Video: Interpreting Sindhi Folklore with Bina Shah
Drawing on Sindh’s rich cultural heritage as well as its spiritual legacy as the birthplace of generations of Sufi saints, pirs, and mystic poets, in A Season for Martyrs Bina Shah interweaves the present with vignettes of the past from crucial moments in the province’s history. As a Sindhi, it is apparent from Shah’s writing that she feels a deep affinity to her roots, her central character acknowledging an ‘all important truth that everyone had forgotten about Pakistan: if Punjab was the heart of Pakistan, then Sindh was its soul’. In this fascinating interview with Papercuts reportage editor Shahbano Bilgrami, Bina explains why she feels the province’s folklore and history are the perfect backdrop to a novel about contemporary politics, along with details of her sources, her early interest in mythology, and her views on the relevance of folktales and Sufism to modern times.
On the seeming contradiction in A Season for Martyrs, a very contemporary novel about political disaffection that is rooted in the ancient folklore and history of Sindh.
What I was doing in the novel seems like it was at cross-purposes – portraying a modern nation on the one hand and Sindhi folklore on the other. But I always felt that you couldn’t understand modern Sindh unless you knew something about its mystical roots. Just as modern Western culture today is built on the mythology and folklore of the ancient Greek and Roman cultures, so it is in Sindh and Pakistan in general. It’s just that we’re closer to our folklore and our myths and fables and they still have relevance for us today. They are morality tales based on Sufi Islam which I think will continue to guide us for generations to come.
On the role of folktales as living history and their relevance in today’s society.
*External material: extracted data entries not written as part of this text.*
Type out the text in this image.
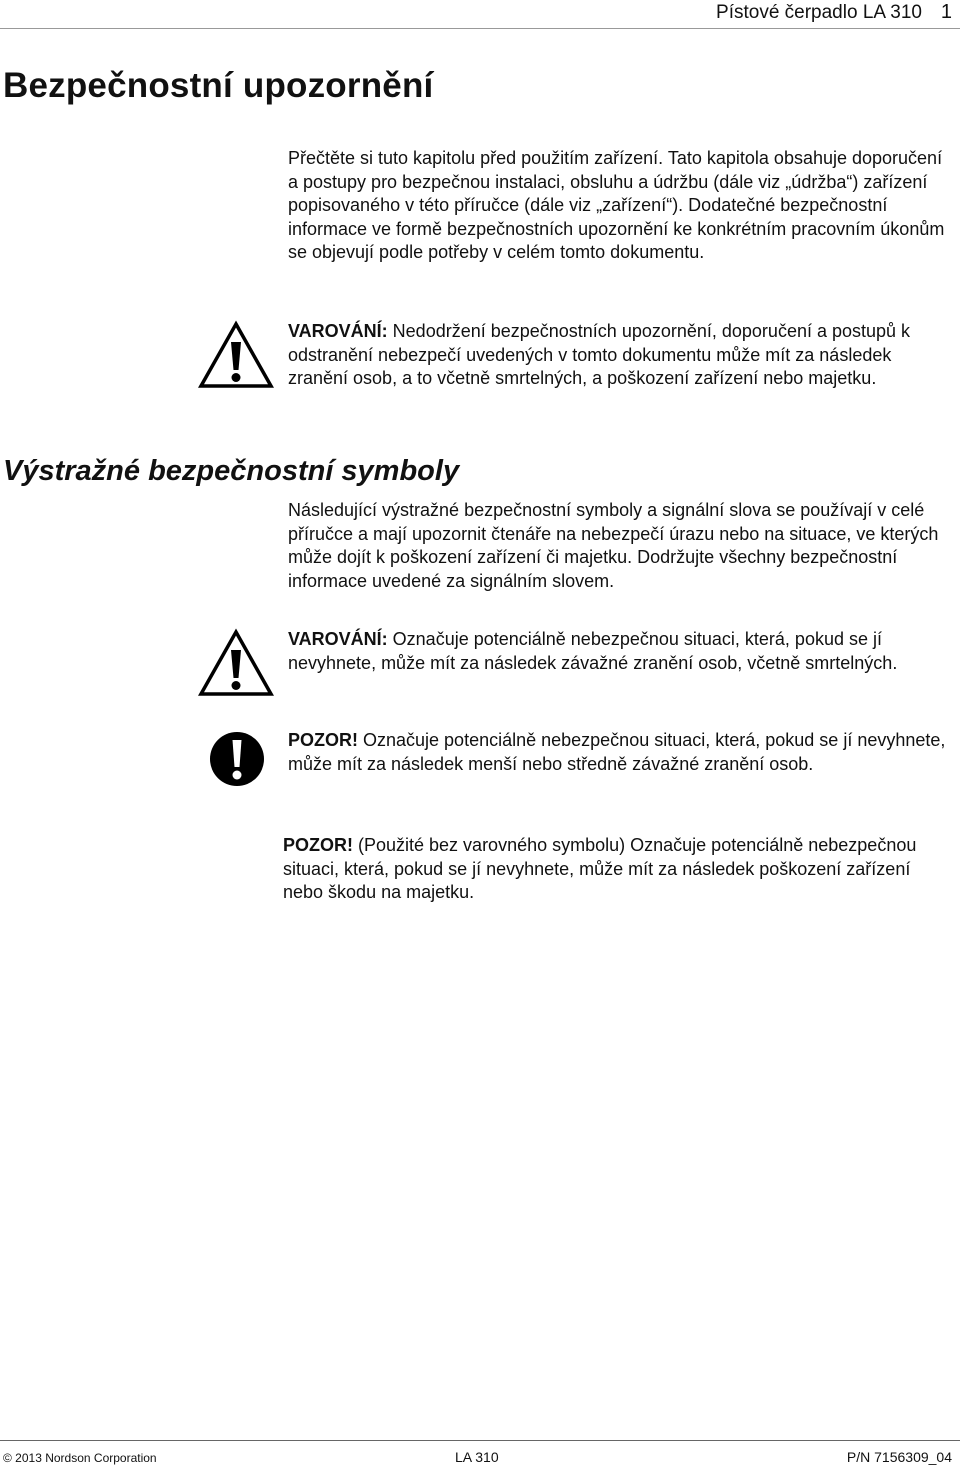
Pístové čerpadlo LA 310 1
Bezpečnostní upozornění

Přečtěte si tuto kapitolu před použitím zařízení. Tato kapitola obsahuje doporučení a postupy pro bezpečnou instalaci, obsluhu a údržbu (dále viz „údržba“) zařízení popisovaného v této příručce (dále viz „zařízení“). Dodatečné bezpečnostní informace ve formě bezpečnostních upozornění ke konkrétním pracovním úkonům se objevují podle potřeby v celém tomto dokumentu.

VAROVÁNÍ: Nedodržení bezpečnostních upozornění, doporučení a postupů k odstranění nebezpečí uvedených v tomto dokumentu může mít za následek zranění osob, a to včetně smrtelných, a poškození zařízení nebo majetku.

Výstražné bezpečnostní symboly

Následující výstražné bezpečnostní symboly a signální slova se používají v celé příručce a mají upozornit čtenáře na nebezpečí úrazu nebo na situace, ve kterých může dojít k poškození zařízení či majetku. Dodržujte všechny bezpečnostní informace uvedené za signálním slovem.

VAROVÁNÍ: Označuje potenciálně nebezpečnou situaci, která, pokud se jí nevyhnete, může mít za následek závažné zranění osob, včetně smrtelných.

POZOR! Označuje potenciálně nebezpečnou situaci, která, pokud se jí nevyhnete, může mít za následek menší nebo středně závažné zranění osob.

POZOR! (Použité bez varovného symbolu) Označuje potenciálně nebezpečnou situaci, která, pokud se jí nevyhnete, může mít za následek poškození zařízení nebo škodu na majetku.

© 2013 Nordson Corporation	LA 310	P/N 7156309_04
The interesting thing is that both the most influential figures in Sindh and the poorest of the poor revere our Sufi heritage. Each draws inspiration and guidance from the saints, whether their aim is to survive day-to-day, or to climb to the heights of power. The folklore is not some distant, removed past, but a living history that is even now the engine of Sindh’s soul. I wanted my readers to understand that.
On her research and sources for the folktale elements.
I read up on some of the folklore that I didn’t know enough about, like Zinda Peer, and I uncovered even more layers to the mythology — like the belief that he met Alexander the Great. I also researched Shah Abdul Latif’s life and the events surrounding the Hur rebellion and the hanging of Pir Pagaro for historical accuracy. I found all this information either in books in my father’s library or information that I found on the internet. I pressured myself to be as precise as possible with things like dates, places, and names. I felt a great responsibility to the material and the people in the stories, and it also helped give the sections some structure. But once I felt confident about those details, I let my imagination run wild. For example, Shah Abdul Latif wrote about the Seven Queens, but I made up the part about there being an Eighth Queen. Why did I do that? Well, it tied in Benazir Bhutto, whose life is already becoming legend, into my narrative. It gave the story a nice sense of connection and completion, even though that’s not really row it ended in real life.
On her earliest memories of folktales.
I’m afraid I don’t really have a favorite Sindhi folktale. I did read Greek and Roman mythology as a child and found it fascinating. They were tales of adventure and love, and the gods and the mortals, and to me they were very dramatic, teaching me about the big issues of life: love, death, fate, destiny. As I grew older, I began to read the Quran, with its many historical stories which have also entered the canon of legend and folklore. And then I started to read Sufi literature and I began to appreciate fables and folklore for what they are: allegories and metaphors for the relationship between the Creator and the created. Fables and folklore are our way of trying to understand our place in the universe vis-à-vis divinity.
On what the myths surrounding the pirs and mystic poets of Sindh mean to her and to the region at large.
What I was most fascinated with was the way history changes over time and becomes myth and legend. I included one story about an ancestor of mine called Jeandal Shah. My father had always told me that legend – that he’d fought a cheetah and survived. I found the story fascinating and wanted to incorporate it into the book. It was a morality tale about not selling your soul in order to gain power. The stories of the saints and pirs and mystical poets are always about the triumph of good over evil, the external as well as the internal struggle of the soul to overcome the ego, and a paean to human rights and women’s rights. If you notice, the themes are always of struggling against oppression, moving towards greater freedom, and eventually, becoming united with God. Our history mirrors these themes, and I think our future will as well.
On the role of Benazir Bhutto in the novel, illustrating how myth-building and folklore continue to prevail in modern Pakistan.
The one drawback of relying on prophecy is that you’re always waiting for a savior to come and make things better. That is simply not what happens in real life, and it won’t happen in Pakistan either. Every time we’ve put our faith in a savior, we’ve been disappointed because they are human, with flaws and failure written into their DNA. Ali Sikandar knows this very well about Benazir Bhutto, but by the end of the book, he too, is drawn to the mythology of the savior. You could say it’s his undoing, because of how the book ultimately ends. I don’t have much faith in saviors myself, not in human form anyway. We have to work harder at saving ourselves.